The dark night of the soul is the pivot point, the most critical moment on the journey toward uncovering and discovering your true self. Will you accept God’s invitation to let go of the last handhold? Will you allow yourself to be turned, or will you require a forcible intervention? Will you cling to your many branches and leaves, or will you cede to the Gardener’s shears? Will you open yourself to the difficult but necessary fukinaoshi of the soul? The hard prune, allowing yourself to be cut back to your basic, most essential framework, opens the way for the first tender shoot to sprout from old wood.

GOING DEEPER

Author and pastor Mark Buchanan describes the hard prune as a maiming that ultimately becomes a sculpting.17 There is pain, a wounding, before there is healing and flourishing.
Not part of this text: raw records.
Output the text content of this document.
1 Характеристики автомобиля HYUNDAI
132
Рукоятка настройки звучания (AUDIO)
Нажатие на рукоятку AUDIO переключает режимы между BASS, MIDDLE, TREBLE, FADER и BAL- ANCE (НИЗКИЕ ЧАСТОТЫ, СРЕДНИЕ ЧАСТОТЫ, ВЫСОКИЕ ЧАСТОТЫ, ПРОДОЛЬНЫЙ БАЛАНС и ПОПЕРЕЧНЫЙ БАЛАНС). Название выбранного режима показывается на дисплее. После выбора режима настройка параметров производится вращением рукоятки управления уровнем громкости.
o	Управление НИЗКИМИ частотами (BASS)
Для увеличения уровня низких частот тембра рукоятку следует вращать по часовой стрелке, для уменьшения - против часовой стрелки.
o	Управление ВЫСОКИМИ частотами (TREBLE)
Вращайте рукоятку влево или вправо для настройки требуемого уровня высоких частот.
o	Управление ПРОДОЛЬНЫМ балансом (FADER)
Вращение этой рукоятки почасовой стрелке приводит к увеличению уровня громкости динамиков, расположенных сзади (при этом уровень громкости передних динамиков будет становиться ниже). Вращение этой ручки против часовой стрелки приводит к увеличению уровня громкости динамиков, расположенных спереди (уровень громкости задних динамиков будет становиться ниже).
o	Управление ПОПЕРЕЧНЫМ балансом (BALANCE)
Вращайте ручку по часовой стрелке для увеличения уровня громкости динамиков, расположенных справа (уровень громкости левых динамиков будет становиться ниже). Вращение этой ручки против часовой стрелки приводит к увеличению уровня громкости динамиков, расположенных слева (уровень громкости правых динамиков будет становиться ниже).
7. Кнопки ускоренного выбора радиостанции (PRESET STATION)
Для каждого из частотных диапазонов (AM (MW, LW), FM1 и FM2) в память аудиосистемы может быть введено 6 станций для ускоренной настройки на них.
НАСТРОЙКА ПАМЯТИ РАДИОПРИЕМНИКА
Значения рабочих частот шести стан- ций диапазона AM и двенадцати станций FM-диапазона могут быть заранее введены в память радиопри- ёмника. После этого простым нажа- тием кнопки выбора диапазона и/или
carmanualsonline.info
Be gentle with yourself during this fukinaoshi of the soul. You are moving toward openness, exposure, and vulnerability, yet this is also a process that cannot be rushed. The questions bubbling to the surface may not be answered immediately, or perhaps ever. Now is the time, as the poet Rainer Maria Rilke advises, “to have patience with everything that remains unsolved in your heart.”18

Here are some questions to consider as you begin to yield to the Master Gardener’s shears:

  1. Why do you think God leads into the dark night those he desires to purify, as St. John of the Cross said?
  2. Have you ever walked through a painful but ultimately fruitful dark night in your life? What did you learn?
  3. Is there a handhold you are being asked to let go of right now? How does the idea of letting go make you feel?
  4. Consider, as Mother Teresa did, writing a letter to Jesus in which you name your deepest brokenness, the part of you that you have tried to hide. Is it possible for you to believe that God loves even this part of you?
  5. If you could receive a new name from God, as Jacob did, what would it be? Why that particular name?